Re: Compiler Warning C4373 about virtual methods

From:
"Ben Voigt [C++ MVP]" <rbv@nospam.nospam>
Newsgroups:
microsoft.public.vc.language
Date:
Mon, 25 Feb 2008 09:28:13 -0600
Message-ID:
<#DBfOL8dIHA.4196@TK2MSFTNGP04.phx.gbl>
Igor Tandetnik wrote:

"George" <George@discussions.microsoft.com> wrote in message
news:7DBC281E-1B7F-43E6-AC10-6AA69FFC9ADB@microsoft.com

The following code will result in C4373 warning message. In MSDN,

[url]http://msdn2.microsoft.com/en-us/library/bb384874.aspx[/url]

I do not quite understand the following statement,

1. What means "bind"?


Figure out which actual function a name refers to.

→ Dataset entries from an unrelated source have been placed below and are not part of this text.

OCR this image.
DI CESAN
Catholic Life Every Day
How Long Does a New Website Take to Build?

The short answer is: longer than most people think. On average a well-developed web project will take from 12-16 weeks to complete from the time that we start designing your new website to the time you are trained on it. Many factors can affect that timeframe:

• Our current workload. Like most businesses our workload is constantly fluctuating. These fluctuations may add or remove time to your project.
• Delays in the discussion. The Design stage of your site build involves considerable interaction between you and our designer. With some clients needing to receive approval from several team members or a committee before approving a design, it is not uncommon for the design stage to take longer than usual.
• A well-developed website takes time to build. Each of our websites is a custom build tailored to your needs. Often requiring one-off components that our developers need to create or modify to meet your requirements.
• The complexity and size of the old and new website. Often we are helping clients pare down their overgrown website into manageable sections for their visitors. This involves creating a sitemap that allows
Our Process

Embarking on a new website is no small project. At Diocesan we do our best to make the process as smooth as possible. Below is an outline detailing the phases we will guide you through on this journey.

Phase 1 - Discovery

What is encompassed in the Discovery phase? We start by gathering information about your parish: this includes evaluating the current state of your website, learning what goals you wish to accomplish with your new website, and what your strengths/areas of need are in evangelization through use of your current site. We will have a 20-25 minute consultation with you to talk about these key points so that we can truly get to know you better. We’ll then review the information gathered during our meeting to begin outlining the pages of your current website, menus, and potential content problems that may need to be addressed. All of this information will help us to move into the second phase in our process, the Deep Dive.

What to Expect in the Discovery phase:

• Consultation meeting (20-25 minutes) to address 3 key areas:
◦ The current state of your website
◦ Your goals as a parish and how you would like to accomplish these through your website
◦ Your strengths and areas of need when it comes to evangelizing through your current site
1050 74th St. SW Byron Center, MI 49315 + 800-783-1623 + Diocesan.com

2. const is ignored in derived class?


Top-level const qualifiers are ignored in a function declaration. E.g.

void f(int n);
void f(const int n);

both declare the exact same function.


Sounds like the fix to a bug I filed.

Earlier versions of MSVC compiler got this wrong, and considered the
above declarations distinct. This was particularly noticeable when one
appeared as a virtual function in a base class, and the other in a
derived class: instead of the latter overriding the former, it hid it.
The version you have does the right thing, and considers the
declaration in the derived class an override of that in the base. The
warning just lets you know that it was different in earlier versions,
in case you are working on legacy code and trying to figure out why
it suddenly changed behavior (started calling derived class version
where it used to call base class version).

The bottom line is, be consistent with top-level const and volatile
qualifiers: either don't use them anywhere, or use them everywhere.
Don't mix and match, that only leads to confusion.


Top-level const is an implementation detail, because it only affects the
body and not the interface. I like keeping the declarations inside the
class body clean and then marking parameters as const in the implementation.